Re: One can dream
- Bundle teams with office to try to kill competing products like slack, zoom
What does that have to do with licensing Windows Server on your own hardware?
- Removed MSDN rights from customers who use any cloud other than Azure
What does that have to do with licensing Windows Server on your own hardware?
- Require customers to ditch on-prem Windows licences and pay for new ones in the cloud, except for Azure
Have they, really? Are you stating that it is now impossible to buy Windows Server OS licenses for physical servers?
- Remove the rights from customers to take office to the cloud, except in Azure
What does that have to do with licensing Windows Server on your own hardware?
- Make customers pay for VDA licences in the cloud, except for Azure
What does that have to do with licensing Windows Server on your own hardware?
- Make Cloud providers sell MSFT software through a separate type of licence (SPLA) which increases in cost every year
What does that have to do with licensing Windows Server on your own hardware?
- Go on a concerted effort to convert older licences (that can be brought to other clouds) to subscription licencing which cant be taken to the cloud (accept Azure) - Msft is being sued by Value licencing for this.
What does that have to do with licensing Windows Server on your own hardware?
- Remove the bring your own licence option for competing SQL PaaS services on other clouds (amazon RDS)
What does that have to do with licensing Windows Server on your own hardware?
Seems that you are conflating competition between cloud providers using another vendor's application with licensing the same vendor's application on your own hardware.

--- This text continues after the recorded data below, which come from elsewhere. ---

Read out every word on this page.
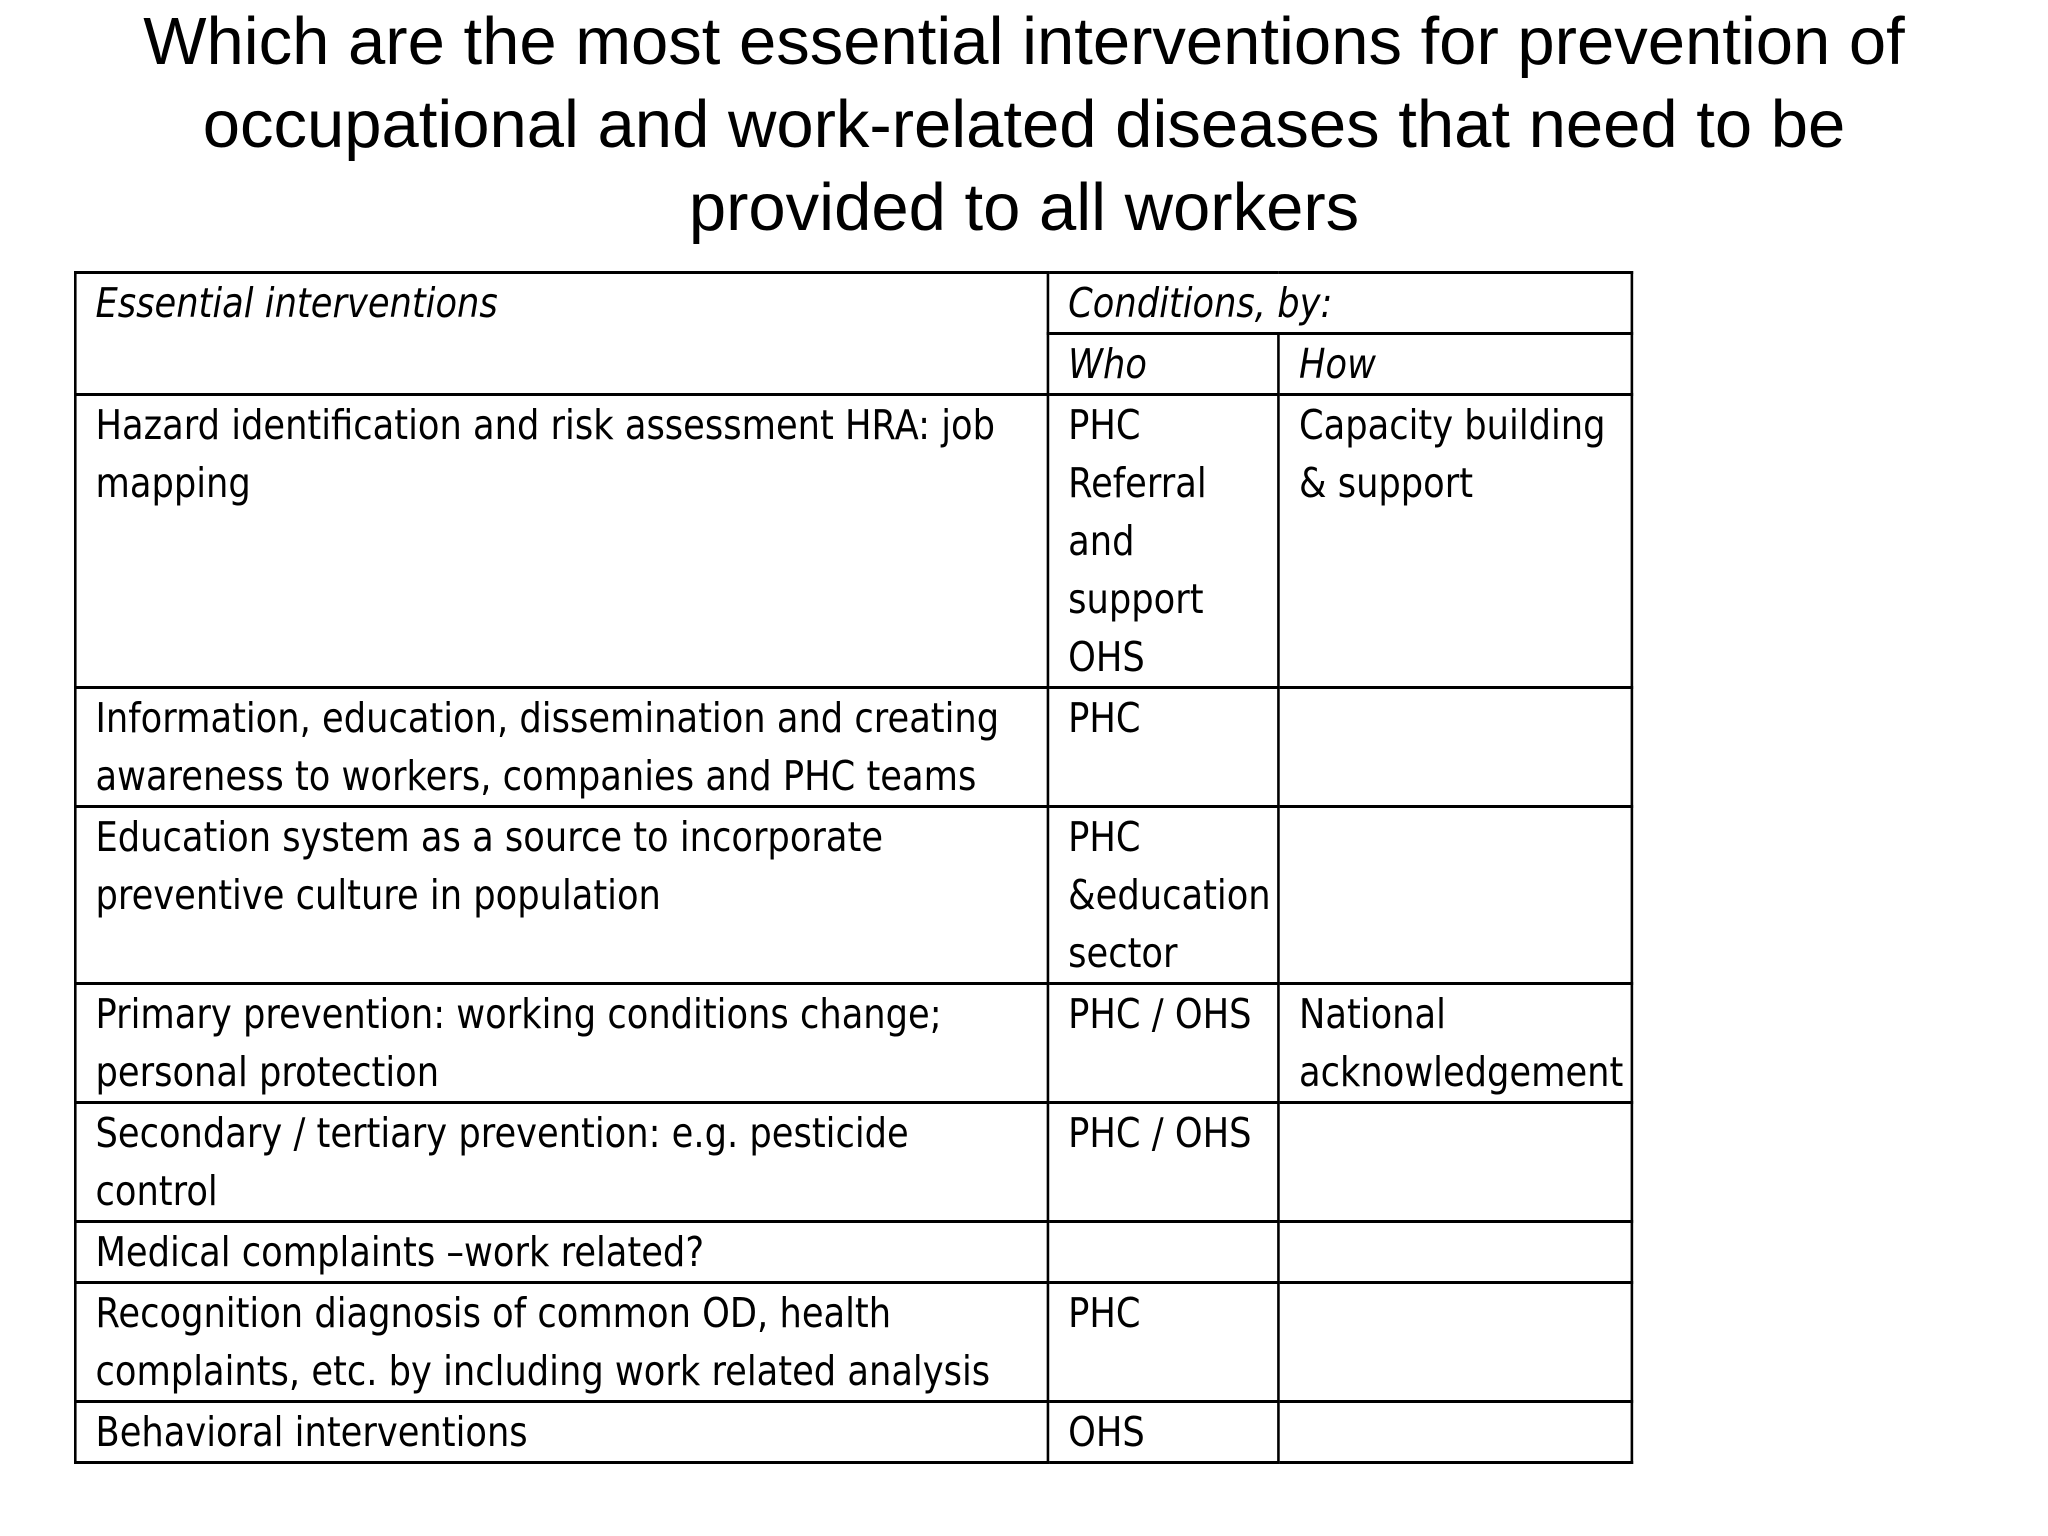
Which are the most essential interventions for prevention of
occupational and work-related diseases that need to be
provided to all workers
Essential interventions	Conditions, by:	
	Who	How
Hazard identification and risk assessment HRA: job mapping	PHC Referral and support OHS	Capacity building & support
Information, education, dissemination and creating awareness to workers, companies and PHC teams	PHC	
Education system as a source to incorporate preventive culture in population	PHC &education sector	
Primary prevention: working conditions change; personal protection	PHC / OHS	National acknowledgement
Secondary / tertiary prevention: e.g. pesticide control	PHC / OHS	
Medical complaints –work related?		
Recognition diagnosis of common OD, health complaints, etc. by including work related analysis	PHC	
Behavioral interventions	OHS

Sure - microsoft v any other random cloud provider isn't a friendly relationship - however - you, as your own company/user, are still free to purchase Microsoft server licensing and run that on your own hardware.
You need to do your own CBA. If running on your own hardware isn't possible, for whatever reason(s), then you should entertain the next best solution. If that next best solution isn't the cheapest - then you need to take a secondary analysis and determine why the next best solution that is the cheapest, isn't the best. At the conclusion, you will have arrived at the what and why the solution chosen, is the best for you.